Les secteurs visés pour 2026 : de la finance à la défense
Sakana AI ne compte pas rester cantonné à la finance (où elle travaille déjà avec MUFG et Daiwa). David Ha l’a annoncé clairement : 2026 sera l’année de l’expansion vers :
- L’industrie lourde et la robotique
- Le manufacturing de précision
- Les administrations publiques
- Et surtout… la défense et le renseignement
La présence d’In-Q-Tel dans le cap table n’est clairement pas un hasard.
Que nous apprend cette levée sur l’avenir de l’IA ?
Cette opération confirme plusieurs grandes tendances :
- La fragmentation géopolitique de l’IA est en marche (Europe avec Mistral, Japon avec Sakana, bientôt Inde, Corée…)
- Les modèles « géants pour tout le monde » vont céder la place à des modèles spécialisés, souverains et culturellement adaptés
- Les investisseurs misent désormais sur la rentabilité et l’adoption locale plutôt que sur la seule taille du modèle
En résumé, Sakana AI incarne parfaitement cette nouvelle vague d’IA qui ne cherche plus à être la plus grosse, mais la plus pertinente pour son marché.

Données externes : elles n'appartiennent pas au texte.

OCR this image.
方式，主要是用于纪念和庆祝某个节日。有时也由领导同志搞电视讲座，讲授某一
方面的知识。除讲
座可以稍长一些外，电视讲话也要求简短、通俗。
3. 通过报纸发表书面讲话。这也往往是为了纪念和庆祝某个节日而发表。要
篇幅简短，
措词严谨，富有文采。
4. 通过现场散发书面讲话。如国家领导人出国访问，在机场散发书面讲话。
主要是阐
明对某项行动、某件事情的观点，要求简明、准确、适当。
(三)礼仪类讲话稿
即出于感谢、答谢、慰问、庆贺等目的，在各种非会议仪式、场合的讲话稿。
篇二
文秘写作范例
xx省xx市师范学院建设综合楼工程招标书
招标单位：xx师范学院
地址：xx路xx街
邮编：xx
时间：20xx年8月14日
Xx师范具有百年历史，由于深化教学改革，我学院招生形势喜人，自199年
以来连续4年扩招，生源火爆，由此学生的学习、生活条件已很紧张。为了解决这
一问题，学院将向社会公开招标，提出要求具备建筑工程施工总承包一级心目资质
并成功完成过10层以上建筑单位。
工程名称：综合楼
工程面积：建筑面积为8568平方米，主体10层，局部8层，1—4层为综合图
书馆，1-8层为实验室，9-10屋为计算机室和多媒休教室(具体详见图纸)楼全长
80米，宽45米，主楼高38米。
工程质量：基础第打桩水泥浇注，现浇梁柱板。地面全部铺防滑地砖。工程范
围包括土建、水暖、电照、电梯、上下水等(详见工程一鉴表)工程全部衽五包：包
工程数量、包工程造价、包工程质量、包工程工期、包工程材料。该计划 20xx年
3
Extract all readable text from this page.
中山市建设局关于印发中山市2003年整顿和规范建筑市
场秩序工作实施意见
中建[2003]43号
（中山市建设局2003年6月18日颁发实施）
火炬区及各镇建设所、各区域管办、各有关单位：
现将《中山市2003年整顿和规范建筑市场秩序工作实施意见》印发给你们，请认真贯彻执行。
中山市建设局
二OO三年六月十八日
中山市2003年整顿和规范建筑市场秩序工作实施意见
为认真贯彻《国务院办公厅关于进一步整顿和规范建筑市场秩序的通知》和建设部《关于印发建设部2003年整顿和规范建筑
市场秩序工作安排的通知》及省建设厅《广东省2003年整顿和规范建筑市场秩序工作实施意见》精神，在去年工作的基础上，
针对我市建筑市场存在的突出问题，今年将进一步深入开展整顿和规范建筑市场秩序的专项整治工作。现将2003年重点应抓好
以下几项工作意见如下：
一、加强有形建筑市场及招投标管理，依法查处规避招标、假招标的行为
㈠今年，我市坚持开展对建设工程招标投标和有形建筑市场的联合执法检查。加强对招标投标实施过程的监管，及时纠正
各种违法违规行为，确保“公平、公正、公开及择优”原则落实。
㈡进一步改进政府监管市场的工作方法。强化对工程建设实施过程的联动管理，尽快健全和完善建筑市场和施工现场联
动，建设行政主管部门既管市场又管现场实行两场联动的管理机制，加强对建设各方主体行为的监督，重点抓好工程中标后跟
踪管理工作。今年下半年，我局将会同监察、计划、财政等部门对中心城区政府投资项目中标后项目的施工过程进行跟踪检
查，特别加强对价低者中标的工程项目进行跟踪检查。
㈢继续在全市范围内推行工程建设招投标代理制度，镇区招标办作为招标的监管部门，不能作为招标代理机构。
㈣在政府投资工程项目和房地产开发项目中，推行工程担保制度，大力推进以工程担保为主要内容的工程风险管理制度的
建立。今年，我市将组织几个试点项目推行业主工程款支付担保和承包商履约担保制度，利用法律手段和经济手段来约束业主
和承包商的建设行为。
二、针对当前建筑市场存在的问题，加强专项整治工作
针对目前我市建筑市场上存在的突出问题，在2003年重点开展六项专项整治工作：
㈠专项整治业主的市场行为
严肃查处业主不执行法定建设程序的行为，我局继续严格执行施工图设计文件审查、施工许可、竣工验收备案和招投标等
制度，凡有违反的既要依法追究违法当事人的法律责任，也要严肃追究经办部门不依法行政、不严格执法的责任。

Et la France dans tout ça ?
Difficile de ne pas faire le parallèle avec Mistral AI en France. Même taille de levée, même discours sur l’IA souveraine européenne, même volonté de créer des modèles légers et efficaces. Le Japon et la France ont compris avant beaucoup d’autres que l’avenir de l’IA ne passera pas uniquement par la course à la puissance brute.
Pour les entrepreneurs et investisseurs français, l’exemple Sakana AI est une source d’inspiration : oui, on peut créer un champion national de l’IA même quand on part de (relativement) loin face aux géants américains et chinois.
La guerre de l’IA souveraine ne fait que commencer. Et le Japon vient de marquer un point décisif.